|Ben Heaton, Weslodge Saloon executive chef.|
I'm pretty excited because I am hanging out in Dubai this week, and some friends and I are going to pay a visit to Weslodge Saloon, the first foray into the Middle East by the popular Toronto-based restaurant group Icon Legacy, which has 10 restaurants back home.
I chatted recently with the 39-year-old executive chef Ben Heaton, a Yorkshire-born Canadian who arrived in the middle of March for the frantic launch process.

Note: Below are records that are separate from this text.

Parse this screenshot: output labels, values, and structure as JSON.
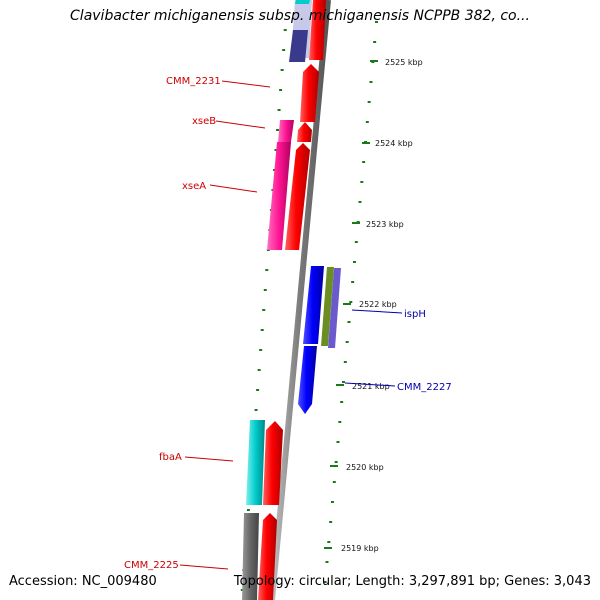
{
  "title": "Clavibacter michiganensis subsp. michiganensis NCPPB 382, co...",
  "footer": {
    "accession": "Accession: NC_009480",
    "summary": "Topology: circular; Length: 3,297,891 bp; Genes: 3,043"
  },
  "ticks": [
    "2525 kbp",
    "2524 kbp",
    "2523 kbp",
    "2522 kbp",
    "2521 kbp",
    "2520 kbp",
    "2519 kbp"
  ],
  "gene_labels": {
    "cmm2231": "CMM_2231",
    "xseB": "xseB",
    "xseA": "xseA",
    "ispH": "ispH",
    "cmm2227": "CMM_2227",
    "fbaA": "fbaA",
    "cmm2225": "CMM_2225"
  },
  "colors": {
    "red": "#ff0000",
    "blue": "#0000ff",
    "magenta": "#ff1493",
    "cyan": "#00cccc",
    "olive": "#6b8e23",
    "slate": "#6a5acd",
    "navy": "#3a3a8c",
    "grey": "#666666",
    "tick_green": "#1a7a1a",
    "label_red": "#cc0000",
    "label_blue": "#0000aa"
  }
}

He will leave Dubai at the end of April, when things are appropriately humming along, but return for several week sessions throughout the year.

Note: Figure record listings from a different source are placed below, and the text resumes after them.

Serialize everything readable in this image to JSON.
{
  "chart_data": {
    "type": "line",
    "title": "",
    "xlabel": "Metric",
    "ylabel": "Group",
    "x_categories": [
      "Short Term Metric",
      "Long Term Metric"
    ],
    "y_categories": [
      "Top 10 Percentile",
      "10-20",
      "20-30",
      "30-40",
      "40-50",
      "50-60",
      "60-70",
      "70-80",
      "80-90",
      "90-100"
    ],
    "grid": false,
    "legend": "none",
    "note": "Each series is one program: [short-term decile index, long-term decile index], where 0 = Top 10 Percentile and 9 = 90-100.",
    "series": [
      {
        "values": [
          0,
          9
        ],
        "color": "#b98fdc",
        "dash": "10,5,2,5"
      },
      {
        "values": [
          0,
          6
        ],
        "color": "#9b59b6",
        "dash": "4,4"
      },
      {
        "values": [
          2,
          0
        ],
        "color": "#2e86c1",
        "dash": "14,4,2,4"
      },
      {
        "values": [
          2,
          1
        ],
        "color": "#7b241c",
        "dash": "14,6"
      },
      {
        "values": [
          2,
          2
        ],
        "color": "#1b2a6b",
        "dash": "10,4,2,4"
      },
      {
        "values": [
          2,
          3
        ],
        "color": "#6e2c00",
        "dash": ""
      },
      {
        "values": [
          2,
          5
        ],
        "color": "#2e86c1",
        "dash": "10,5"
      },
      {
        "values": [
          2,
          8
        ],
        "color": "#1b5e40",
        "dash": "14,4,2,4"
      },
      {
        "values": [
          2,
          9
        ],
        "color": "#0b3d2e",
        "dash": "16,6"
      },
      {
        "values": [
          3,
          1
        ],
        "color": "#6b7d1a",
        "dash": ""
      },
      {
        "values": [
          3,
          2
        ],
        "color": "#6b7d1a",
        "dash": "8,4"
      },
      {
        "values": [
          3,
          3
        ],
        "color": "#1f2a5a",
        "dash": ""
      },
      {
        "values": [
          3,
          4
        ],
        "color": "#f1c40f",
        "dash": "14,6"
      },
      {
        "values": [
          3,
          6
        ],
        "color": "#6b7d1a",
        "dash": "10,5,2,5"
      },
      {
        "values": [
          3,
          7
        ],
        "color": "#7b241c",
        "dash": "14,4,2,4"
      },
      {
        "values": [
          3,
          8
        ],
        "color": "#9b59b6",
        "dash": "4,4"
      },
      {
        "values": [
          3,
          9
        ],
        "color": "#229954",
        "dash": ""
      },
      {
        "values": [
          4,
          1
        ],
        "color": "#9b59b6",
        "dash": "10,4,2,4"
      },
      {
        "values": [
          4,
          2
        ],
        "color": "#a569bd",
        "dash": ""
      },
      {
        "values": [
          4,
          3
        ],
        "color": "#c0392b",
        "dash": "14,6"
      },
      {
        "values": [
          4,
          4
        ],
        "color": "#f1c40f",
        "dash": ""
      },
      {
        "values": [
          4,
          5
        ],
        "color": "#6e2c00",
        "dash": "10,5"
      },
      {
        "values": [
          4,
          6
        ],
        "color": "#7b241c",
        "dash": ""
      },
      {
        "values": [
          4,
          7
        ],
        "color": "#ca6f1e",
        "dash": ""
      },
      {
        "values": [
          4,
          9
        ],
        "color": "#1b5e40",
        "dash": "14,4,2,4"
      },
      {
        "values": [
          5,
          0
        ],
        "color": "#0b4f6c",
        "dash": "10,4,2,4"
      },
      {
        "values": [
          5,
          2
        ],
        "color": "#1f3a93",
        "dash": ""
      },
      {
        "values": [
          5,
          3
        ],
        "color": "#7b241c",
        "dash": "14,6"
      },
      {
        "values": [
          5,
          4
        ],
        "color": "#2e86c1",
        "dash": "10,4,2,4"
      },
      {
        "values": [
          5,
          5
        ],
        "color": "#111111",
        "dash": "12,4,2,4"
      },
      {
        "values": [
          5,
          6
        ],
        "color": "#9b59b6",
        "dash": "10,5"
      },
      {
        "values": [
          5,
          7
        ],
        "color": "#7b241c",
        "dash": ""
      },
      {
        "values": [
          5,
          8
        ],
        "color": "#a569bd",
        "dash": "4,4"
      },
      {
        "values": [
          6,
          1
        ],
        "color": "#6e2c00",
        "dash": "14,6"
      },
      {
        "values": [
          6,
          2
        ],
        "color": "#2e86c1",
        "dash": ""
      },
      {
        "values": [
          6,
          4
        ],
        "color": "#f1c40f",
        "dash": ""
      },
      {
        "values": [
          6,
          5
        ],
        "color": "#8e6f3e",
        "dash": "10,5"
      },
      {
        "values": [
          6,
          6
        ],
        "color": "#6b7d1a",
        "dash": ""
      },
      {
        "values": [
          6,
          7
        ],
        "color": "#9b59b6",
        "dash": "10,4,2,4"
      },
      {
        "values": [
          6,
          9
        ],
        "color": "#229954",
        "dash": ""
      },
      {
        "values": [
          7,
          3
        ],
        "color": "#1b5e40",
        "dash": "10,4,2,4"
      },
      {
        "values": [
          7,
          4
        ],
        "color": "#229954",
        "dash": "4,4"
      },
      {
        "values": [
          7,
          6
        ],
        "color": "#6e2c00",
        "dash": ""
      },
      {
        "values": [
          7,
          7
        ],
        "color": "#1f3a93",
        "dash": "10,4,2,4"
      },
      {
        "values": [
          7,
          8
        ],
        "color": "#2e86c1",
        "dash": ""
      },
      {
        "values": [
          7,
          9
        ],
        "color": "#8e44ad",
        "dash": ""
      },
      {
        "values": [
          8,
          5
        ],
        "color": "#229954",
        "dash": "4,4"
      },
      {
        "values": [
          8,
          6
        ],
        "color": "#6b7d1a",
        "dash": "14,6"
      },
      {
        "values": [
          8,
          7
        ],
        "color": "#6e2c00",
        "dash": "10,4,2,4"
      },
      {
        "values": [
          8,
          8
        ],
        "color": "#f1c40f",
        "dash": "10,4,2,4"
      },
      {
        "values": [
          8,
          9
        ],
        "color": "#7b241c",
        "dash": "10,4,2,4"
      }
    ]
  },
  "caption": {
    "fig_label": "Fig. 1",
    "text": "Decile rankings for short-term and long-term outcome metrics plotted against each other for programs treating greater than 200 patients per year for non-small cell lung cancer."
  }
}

"I really want to nurture and grow the restaurant here," he said. "It's like my baby."
|Weslodge Saloon in Dubai's interior: note antlers.|
Weslodge opened its bright yellow doors in Toronto's King West neighbourhood in July 2012, with work on the JW Marriott Marquis location beginning months ago. The National has this great story with all the details about the 4,500 location, including the 68th-story view of the Burj Khalifa, the Deadwood-style feel and the massive grill - costing Dh220,000 and at four metres long, the biggest in the Middle East. There are going to be more eateries from Icon Legacy coming to the Emirates, which is something to look forward to.
Heaton did 500 interviews on a trip out in January, seeking out the best people from Dubai's top restaurants.
"It was really intense," he said. "I really was lucky in the people I brought on board here, we got some fantastic people back in the kitchen, from Qbara, Jean-Georges, Zuma."
A challenge unique to Dubai, for Heaton, was basically learning how source everything he needed from scratch.
One particular frustration was those small cups that restaurants use to serve their various sauces and dips.
"Finding kitchen equipment that fits our style in Toronto out here, like metal ramekins, they're really hard to find here," he said. "They'll have one on display, but it will take four to six weeks to get here."
Even in the lead-up to the restaurant's opening April 14 - he did finally find those ramekins, in Al Quoz - Heaton to get around the city. That included trying other hot eateries including The Maine, which is tucked away in the DoubleTree by Hilton Hotel Dubai Jumeirah Beach, and The Hide in Madinat Jumeirah.
One thing he's noticed - and appreciates - is the region's tendency to large group dining.
"I've noticed the dining scene it's a really sharing concept," he said. "It's not tables of two, like you see in Toronto, it's six, eight 10. I like really large tables."
Although Weslodge offers American dishes with a twist, it is now one of almost a dozen outlets in the UAE that has picked up on the Canadian poutine craze (Poutine: a French-fry based dish from Quebec that is traditionally covered in gravy and topped with cheese curds). Their version sounds interesting: twice-baked Russet potato fries topped with Bearnaise sauce (lemon juice, egg yolk and pepper), lobster bisque gravy, chives and tarragon.